Butterflies also need water, mud, and shelter.

The water can be from a bird bath, or a puddle that gets refreshed often. The advantage of a puddle in the soil is that the butterflies need minerals from the soil and this is how they get them.

Shelter protects butterflies from wind as they feed on nectar. And it allows places to rest at night. Sheltering a butterfly garden with tall shrubs on the side of the prevailing wind direction will offer a calm garden and foliage for the butterflies to roost at night.

Trees will provide shelter, too, but may give too much shade. So it depends on your location.

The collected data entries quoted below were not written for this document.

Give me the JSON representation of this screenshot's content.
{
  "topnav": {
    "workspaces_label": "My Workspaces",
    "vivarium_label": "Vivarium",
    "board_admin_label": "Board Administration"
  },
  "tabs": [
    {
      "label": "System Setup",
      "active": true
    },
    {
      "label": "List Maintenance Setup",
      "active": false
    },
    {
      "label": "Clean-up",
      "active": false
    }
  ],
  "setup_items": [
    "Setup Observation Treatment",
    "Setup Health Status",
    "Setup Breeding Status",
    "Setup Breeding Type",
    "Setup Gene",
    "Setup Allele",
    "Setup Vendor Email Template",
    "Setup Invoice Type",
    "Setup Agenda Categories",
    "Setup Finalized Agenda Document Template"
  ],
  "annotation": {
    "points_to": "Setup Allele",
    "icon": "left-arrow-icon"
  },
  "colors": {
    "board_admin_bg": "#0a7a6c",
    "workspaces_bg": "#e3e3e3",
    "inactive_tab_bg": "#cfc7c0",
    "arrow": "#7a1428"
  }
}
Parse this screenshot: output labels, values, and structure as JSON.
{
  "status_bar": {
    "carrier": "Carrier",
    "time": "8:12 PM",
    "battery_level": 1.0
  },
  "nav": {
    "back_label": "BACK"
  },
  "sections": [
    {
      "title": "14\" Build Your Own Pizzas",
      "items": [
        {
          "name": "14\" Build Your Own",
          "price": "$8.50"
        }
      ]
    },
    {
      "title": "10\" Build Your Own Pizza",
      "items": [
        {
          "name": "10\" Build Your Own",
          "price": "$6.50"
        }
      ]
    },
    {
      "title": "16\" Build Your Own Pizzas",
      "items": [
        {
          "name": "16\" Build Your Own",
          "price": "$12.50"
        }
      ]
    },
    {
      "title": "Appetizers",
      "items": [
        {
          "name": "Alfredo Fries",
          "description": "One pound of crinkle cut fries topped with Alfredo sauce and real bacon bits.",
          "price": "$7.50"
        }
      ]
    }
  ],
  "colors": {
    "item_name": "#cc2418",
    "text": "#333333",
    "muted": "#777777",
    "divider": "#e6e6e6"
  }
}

Selecting natives, though, will provide a win-win benefit for your butterfly garden. Nearly all native plants provide foliage for one or more species of butterflies.

Fritillary butterfly nectaring on goldenro
Fritillary butterfly nectaring on goldenrod. Host plant for Fritillaries is violets. Photo credit: Nancy Gilbert

What natives should you plant?

There are good organizations with information: the National Wildlife Foundation has a plant finder page where you type in your zip code and go to a page with all the plants that grow in your area that host butterflies and moths. You can click a plant and see what that plant hosts.

The National Butterfly Center, which is along the Rio Grande, The North American Butterfly Association, The Butterfly Site, which is geared for kids, and joyfulbutterfly.com, which has information, seeds and plants available, from South Carolina, all have good information and are great to keep up with.

If you live in California, as I do, we have the perfect resource for knowing what host plants to use in our butterfly gardens! It’s called Calscape.org, maintained by the California Native Plant Society. It catalogs all the native plants in all areas of California. Each plant description provides a list of butterflies and moths that use it as a host plant. Then you can look up whether that butterfly lives in your area. And then you can even go to see what else this butterfly uses as a host plant! This allows you to really select the best plants for an effective breeding butterfly garden. It even lists nurseries that carry the plants.

Calscape page of butterflies that live at my zip code
Page from Calscape.org that shows all the butterflies and moths that live in my zip code

How to get the plants

Unfortunately you need to do some work to get to your source of native plants. Your state’s native plant society will have information and plant sales. If you have a local butterfly sanctuary or association, they’ll have information and possibly plant sales. And these organizations are great to support. There may be native plant nurseries near you, too.

One thing that may be really helpful to get more native plants available in nurseries is to go in and ask for them. Speak to the people who work there, especially the buyer for the nursery, and let them know why you want that plant. When people ask for things, especially smaller nurseries, it creates a demand that needs to be filled. Tell your friends and neighbors to do that, too!

In my garden I like to have big butterfly bushes (Buddlea davidii) because they attract butterflies, moths, skippers, and hummingbirds, and all sorts of native bees. It is a delight to watch these pollinators and makes me happy to see that they’re around me. But butterfly bush is native to Asia and so do not feed the caterpillars. So I also plant natives all around my garden, including native milkweed. I harvest flowers, herbs, and vegetables from my garden and the rest is for the natives, to grow our butterflies.

Go get your butterfly host plant list started now!